43. Accordingly, the Court considers that in the circumstances of the present case there has been a violation of Article 13 on account of the lack of a remedy under domestic law whereby the applicant could have obtained a ruling on whether her case had been heard within a reasonable time, as set forth in Article 6 § 1.
II. APPLICATION OF ARTICLE 41 OF THE CONVENTION
44. Article 41 of the Convention provides:
“If the Court finds that there has been a violation of the Convention or the Protocols thereto, and if the internal law of the High Contracting Party concerned allows only partial reparation to be made, the Court shall, if necessary, afford just satisfaction to the injured party.”
45. The applicant claimed 7,500 euros (EUR) in respect of non-pecuniary damage.
46. The Government contested the claim.
47. Taking into consideration the finding that the proceedings to which the applicant was a party were not unreasonably long, the Court considers that the finding of a violation of Article 13 constitutes in itself sufficient just satisfaction and makes no monetary award under this head.
B. Costs and expenses
48. The applicant also claimed approximately EUR 1,180 for the costs and expenses incurred in the proceedings before the Court.
49. The Government argued that the claim was excessive.

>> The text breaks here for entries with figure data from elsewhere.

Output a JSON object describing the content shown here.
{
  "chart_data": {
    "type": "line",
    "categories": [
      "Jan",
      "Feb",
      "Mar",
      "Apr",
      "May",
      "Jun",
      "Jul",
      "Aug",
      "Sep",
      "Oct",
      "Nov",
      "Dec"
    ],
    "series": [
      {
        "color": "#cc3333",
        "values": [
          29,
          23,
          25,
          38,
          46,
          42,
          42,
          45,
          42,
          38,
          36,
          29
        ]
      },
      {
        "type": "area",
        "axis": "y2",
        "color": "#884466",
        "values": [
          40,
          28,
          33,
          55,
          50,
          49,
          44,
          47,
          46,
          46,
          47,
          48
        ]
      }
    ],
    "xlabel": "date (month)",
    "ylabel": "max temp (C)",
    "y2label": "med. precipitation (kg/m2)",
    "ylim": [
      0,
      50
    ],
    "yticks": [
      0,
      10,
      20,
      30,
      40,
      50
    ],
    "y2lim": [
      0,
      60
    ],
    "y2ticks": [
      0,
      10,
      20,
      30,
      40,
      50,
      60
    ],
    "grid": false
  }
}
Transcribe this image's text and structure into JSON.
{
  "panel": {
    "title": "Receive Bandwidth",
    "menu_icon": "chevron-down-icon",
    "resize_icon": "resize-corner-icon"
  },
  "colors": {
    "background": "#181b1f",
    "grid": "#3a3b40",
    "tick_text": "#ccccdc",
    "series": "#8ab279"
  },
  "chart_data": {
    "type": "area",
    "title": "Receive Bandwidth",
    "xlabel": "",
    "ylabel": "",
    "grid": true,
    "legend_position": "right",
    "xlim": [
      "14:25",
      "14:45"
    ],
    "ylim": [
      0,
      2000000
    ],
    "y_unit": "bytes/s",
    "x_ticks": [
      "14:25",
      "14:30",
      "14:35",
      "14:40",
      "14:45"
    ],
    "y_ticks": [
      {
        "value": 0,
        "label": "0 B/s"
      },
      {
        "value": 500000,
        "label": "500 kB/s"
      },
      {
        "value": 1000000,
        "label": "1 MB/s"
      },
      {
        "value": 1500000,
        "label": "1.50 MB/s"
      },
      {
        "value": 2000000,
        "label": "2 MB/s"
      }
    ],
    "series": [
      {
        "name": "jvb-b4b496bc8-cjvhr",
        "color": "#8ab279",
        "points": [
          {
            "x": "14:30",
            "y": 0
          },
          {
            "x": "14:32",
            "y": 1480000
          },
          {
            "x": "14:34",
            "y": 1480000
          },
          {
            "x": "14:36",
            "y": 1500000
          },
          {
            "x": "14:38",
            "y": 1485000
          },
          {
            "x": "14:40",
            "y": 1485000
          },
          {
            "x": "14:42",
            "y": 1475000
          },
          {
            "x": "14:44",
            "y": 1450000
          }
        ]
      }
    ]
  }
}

50. According to the Court's case-law, an applicant is entitled to reimbursement of his costs and expenses only in so far as it has been shown that these have been actually and necessarily incurred and were reasonable as to quantum. The Court also notes that the applicant's lawyers, who also represented the applicant in Lukenda (cited above), lodged nearly 400 applications which, apart from the facts, are essentially the same as the present one. Accordingly, in the present case, regard being had to the information in its possession and to the above criteria, the Court considers it reasonable to award the applicant the sum of EUR 1,000 for the proceedings before the Court.
C. Default interest
51. The Court considers it appropriate that the default interest should be based on the marginal lending rate of the European Central Bank, to which should be added three percentage points.

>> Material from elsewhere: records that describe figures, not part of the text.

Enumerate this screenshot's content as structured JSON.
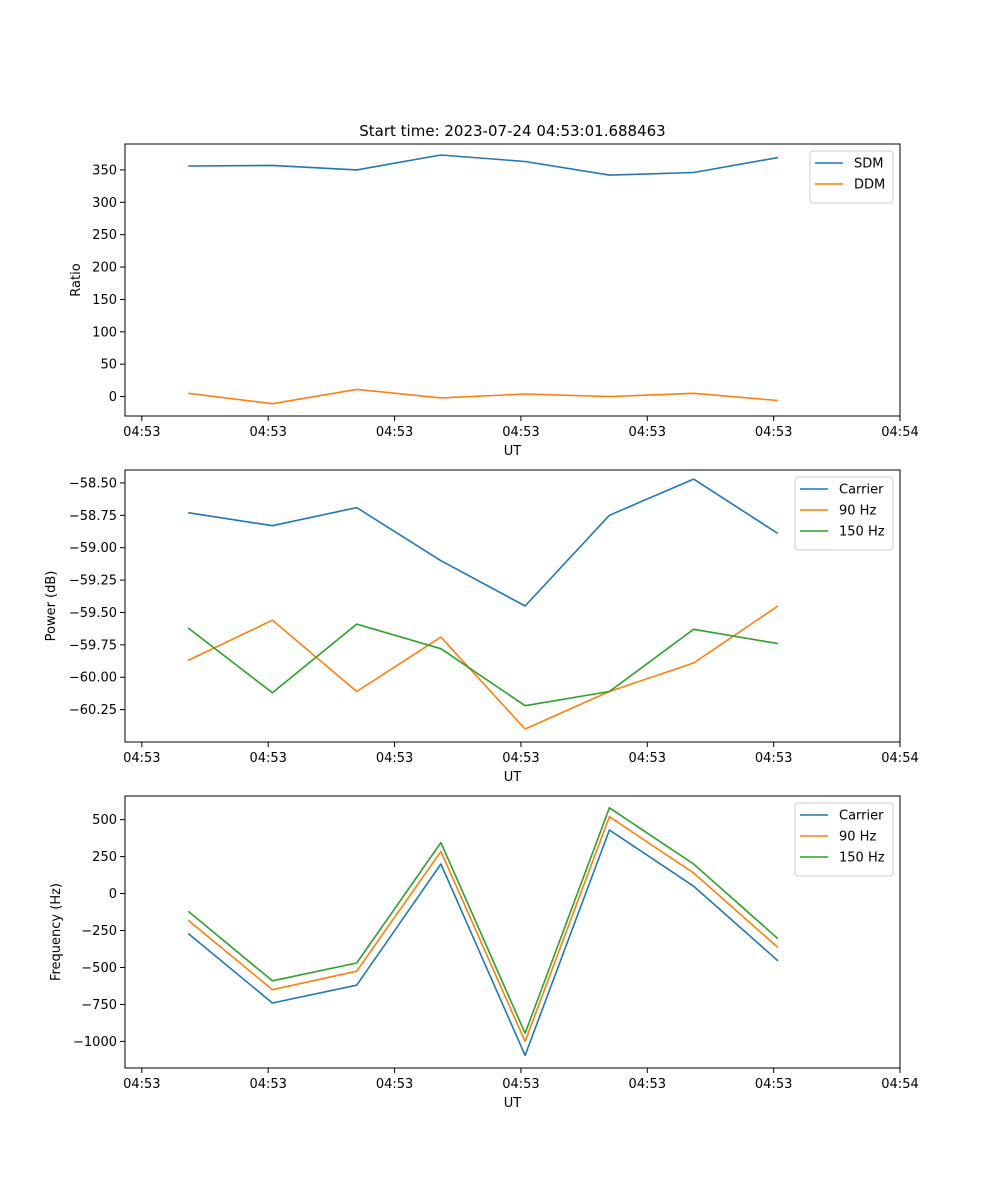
{
  "figure": {
    "suptitle": "Start time: 2023-07-24 04:53:01.688463"
  },
  "colors": {
    "blue": "#1f77b4",
    "orange": "#ff7f0e",
    "green": "#2ca02c"
  },
  "chart_data": [
    {
      "type": "line",
      "title": "Start time: 2023-07-24 04:53:01.688463",
      "xlabel": "UT",
      "ylabel": "Ratio",
      "legend": "top-right",
      "grid": false,
      "xlim": [
        0,
        9.2
      ],
      "x": [
        0.75,
        1.75,
        2.75,
        3.75,
        4.75,
        5.75,
        6.75,
        7.75
      ],
      "xticks": [
        0.2,
        1.7,
        3.2,
        4.7,
        6.2,
        7.7,
        9.2
      ],
      "xticklabels": [
        "04:53",
        "04:53",
        "04:53",
        "04:53",
        "04:53",
        "04:53",
        "04:54"
      ],
      "ylim": [
        -30,
        390
      ],
      "yticks": [
        0,
        50,
        100,
        150,
        200,
        250,
        300,
        350
      ],
      "yticklabels": [
        "0",
        "50",
        "100",
        "150",
        "200",
        "250",
        "300",
        "350"
      ],
      "series": [
        {
          "name": "SDM",
          "color": "#1f77b4",
          "values": [
            356,
            357,
            350,
            373,
            363,
            342,
            346,
            369
          ]
        },
        {
          "name": "DDM",
          "color": "#ff7f0e",
          "values": [
            5,
            -11,
            11,
            -2,
            4,
            0,
            5,
            -6
          ]
        }
      ]
    },
    {
      "type": "line",
      "title": "",
      "xlabel": "UT",
      "ylabel": "Power (dB)",
      "legend": "top-right",
      "grid": false,
      "xlim": [
        0,
        9.2
      ],
      "x": [
        0.75,
        1.75,
        2.75,
        3.75,
        4.75,
        5.75,
        6.75,
        7.75
      ],
      "xticks": [
        0.2,
        1.7,
        3.2,
        4.7,
        6.2,
        7.7,
        9.2
      ],
      "xticklabels": [
        "04:53",
        "04:53",
        "04:53",
        "04:53",
        "04:53",
        "04:53",
        "04:54"
      ],
      "ylim": [
        -60.5,
        -58.4
      ],
      "yticks": [
        -60.25,
        -60.0,
        -59.75,
        -59.5,
        -59.25,
        -59.0,
        -58.75,
        -58.5
      ],
      "yticklabels": [
        "−60.25",
        "−60.00",
        "−59.75",
        "−59.50",
        "−59.25",
        "−59.00",
        "−58.75",
        "−58.50"
      ],
      "series": [
        {
          "name": "Carrier",
          "color": "#1f77b4",
          "values": [
            -58.73,
            -58.83,
            -58.69,
            -59.1,
            -59.45,
            -58.75,
            -58.47,
            -58.89
          ]
        },
        {
          "name": "90 Hz",
          "color": "#ff7f0e",
          "values": [
            -59.87,
            -59.56,
            -60.11,
            -59.69,
            -60.4,
            -60.11,
            -59.89,
            -59.45
          ]
        },
        {
          "name": "150 Hz",
          "color": "#2ca02c",
          "values": [
            -59.62,
            -60.12,
            -59.59,
            -59.78,
            -60.22,
            -60.11,
            -59.63,
            -59.74
          ]
        }
      ]
    },
    {
      "type": "line",
      "title": "",
      "xlabel": "UT",
      "ylabel": "Frequency (Hz)",
      "legend": "top-right",
      "grid": false,
      "xlim": [
        0,
        9.2
      ],
      "x": [
        0.75,
        1.75,
        2.75,
        3.75,
        4.75,
        5.75,
        6.75,
        7.75
      ],
      "xticks": [
        0.2,
        1.7,
        3.2,
        4.7,
        6.2,
        7.7,
        9.2
      ],
      "xticklabels": [
        "04:53",
        "04:53",
        "04:53",
        "04:53",
        "04:53",
        "04:53",
        "04:54"
      ],
      "ylim": [
        -1180,
        660
      ],
      "yticks": [
        -1000,
        -750,
        -500,
        -250,
        0,
        250,
        500
      ],
      "yticklabels": [
        "−1000",
        "−750",
        "−500",
        "−250",
        "0",
        "250",
        "500"
      ],
      "series": [
        {
          "name": "Carrier",
          "color": "#1f77b4",
          "values": [
            -270,
            -740,
            -620,
            200,
            -1095,
            430,
            50,
            -455
          ]
        },
        {
          "name": "90 Hz",
          "color": "#ff7f0e",
          "values": [
            -180,
            -650,
            -525,
            285,
            -1000,
            520,
            140,
            -365
          ]
        },
        {
          "name": "150 Hz",
          "color": "#2ca02c",
          "values": [
            -120,
            -590,
            -470,
            345,
            -945,
            580,
            200,
            -305
          ]
        }
      ]
    }
  ]
}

FOR THESE REASONS, THE COURT UNANIMOUSLY
1. Declares the application admissible;
2. Holds that there has been no violation of Article 6 § 1 of the Convention;
3. Holds that there has been a violation of Article 13 of the Convention;
(a) that the respondent State is to pay the applicant, within three months from the date on which the judgment becomes final in accordance with Article 44 § 2 of the Convention, EUR 1,000 (one thousand euros) in respect of costs and expenses, plus any tax that may be chargeable;
(b) that from the expiry of the above-mentioned three months until settlement simple interest shall be payable on the above amounts at a rate equal to the marginal lending rate of the European Central Bank during the default period plus three percentage points;
5. Dismisses the remainder of the applicant's claim for just satisfaction.
Done in English, and notified in writing on 27 July 2006, pursuant to Rule 77 §§ 2 and 3 of the Rules of Court.